Bertram shook his head and laughed.
“Right.” Owen smiled. “I’m with you.” He took the receiver. “Lord Spaulding, what a pleasant surprise to hear from you. How may I be of service?”
Owen was learning fast. He listened. Nodded a couple of times, kept listening, and finally said, “I’d love to, thanks. See you then.” He hung up. “I’m going away next weekend.”
“Oh?”
“I’m going fishing in Scotland.”
“That’s terrific,” I said.
“No big deal.”
It was a very big deal, and it was exactly the sort of affirmation Owen had been seeking. This was his first invitation into the inner sanctum of that upper-class, private world, where people had hunting and fishing lodges on gigantic private acreages, and art and sword and suit-of-armor collections that had been in their families for generations, for all the good that would do us now, once we put Bertram’s specialization plan into effect.

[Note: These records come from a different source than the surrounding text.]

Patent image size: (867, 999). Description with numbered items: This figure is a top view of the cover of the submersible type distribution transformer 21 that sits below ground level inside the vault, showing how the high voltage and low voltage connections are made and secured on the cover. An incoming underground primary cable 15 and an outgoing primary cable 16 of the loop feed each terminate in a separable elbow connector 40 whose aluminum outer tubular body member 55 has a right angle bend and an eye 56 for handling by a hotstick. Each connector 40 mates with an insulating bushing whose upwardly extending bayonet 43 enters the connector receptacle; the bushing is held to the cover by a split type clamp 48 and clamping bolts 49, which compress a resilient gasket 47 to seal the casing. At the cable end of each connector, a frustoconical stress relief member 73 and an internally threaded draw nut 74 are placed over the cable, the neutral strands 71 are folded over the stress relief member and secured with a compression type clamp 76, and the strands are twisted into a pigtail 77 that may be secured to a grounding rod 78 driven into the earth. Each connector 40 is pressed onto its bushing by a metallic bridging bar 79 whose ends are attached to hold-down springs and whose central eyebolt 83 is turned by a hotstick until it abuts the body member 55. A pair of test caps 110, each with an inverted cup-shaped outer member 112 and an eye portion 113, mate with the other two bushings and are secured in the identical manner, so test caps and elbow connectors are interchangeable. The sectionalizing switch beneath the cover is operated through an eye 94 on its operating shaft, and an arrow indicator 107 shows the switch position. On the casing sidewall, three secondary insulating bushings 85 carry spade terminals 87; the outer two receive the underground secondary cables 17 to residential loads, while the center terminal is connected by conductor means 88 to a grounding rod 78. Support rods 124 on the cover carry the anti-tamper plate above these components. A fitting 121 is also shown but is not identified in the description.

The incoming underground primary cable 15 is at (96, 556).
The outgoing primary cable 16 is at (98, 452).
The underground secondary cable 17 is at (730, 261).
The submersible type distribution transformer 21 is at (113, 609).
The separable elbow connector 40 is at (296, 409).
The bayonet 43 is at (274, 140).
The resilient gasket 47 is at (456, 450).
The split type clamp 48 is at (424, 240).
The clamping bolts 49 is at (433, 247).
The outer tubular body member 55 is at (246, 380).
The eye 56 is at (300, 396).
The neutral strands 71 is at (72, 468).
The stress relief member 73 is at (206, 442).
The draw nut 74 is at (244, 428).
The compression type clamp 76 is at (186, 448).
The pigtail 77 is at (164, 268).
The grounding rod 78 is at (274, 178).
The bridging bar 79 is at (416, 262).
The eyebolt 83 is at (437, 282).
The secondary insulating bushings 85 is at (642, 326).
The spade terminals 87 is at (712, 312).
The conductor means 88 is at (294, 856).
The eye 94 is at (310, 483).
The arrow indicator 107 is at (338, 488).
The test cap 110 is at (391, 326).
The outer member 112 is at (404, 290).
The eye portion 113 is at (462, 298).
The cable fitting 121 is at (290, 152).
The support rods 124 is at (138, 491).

“Their retrievers and spaniels have better pedigrees than most of the aristocracy,” Bertram commented. “Well done, Owen. This is a landmark. Invitations to Richard Spaulding’s castle—Lord Richard’s anything for that matter—are hard to come by. I’ve only been there a few times myself.” He couldn’t help preening. “Better get yourself over to Hardy’s.”
“Hardy’s?”
“You know, man. The House of Hardy. The fishing store down around the corner. You’ve got to get properly suited up. This will be a crowd that takes their fishing seriously.”
“Right.”
“Funny. I’ve heard the sport up there is for more warm-blooded prey,” I said, unable to keep an unfortunate cryptic sneer out of my voice.
“What do you mean?”
“That it’s like the Playboy Mansion of Scotland.”
“Rubbish!” Bertram barked. “That’s those bloody tabloids for you, always just short of libelous. It’s nothing of the sort.”
“Oh,” Owen looked disappointed. “Too bad. I’d much rather fuck than fish.”
“OWEN BRACE!”
“Sorry, Kick.” His face was instantly red. “I’m kidding. Sorry, Bertram.”
“One step forward, ten steps back,” Bertram muttered as he left the room.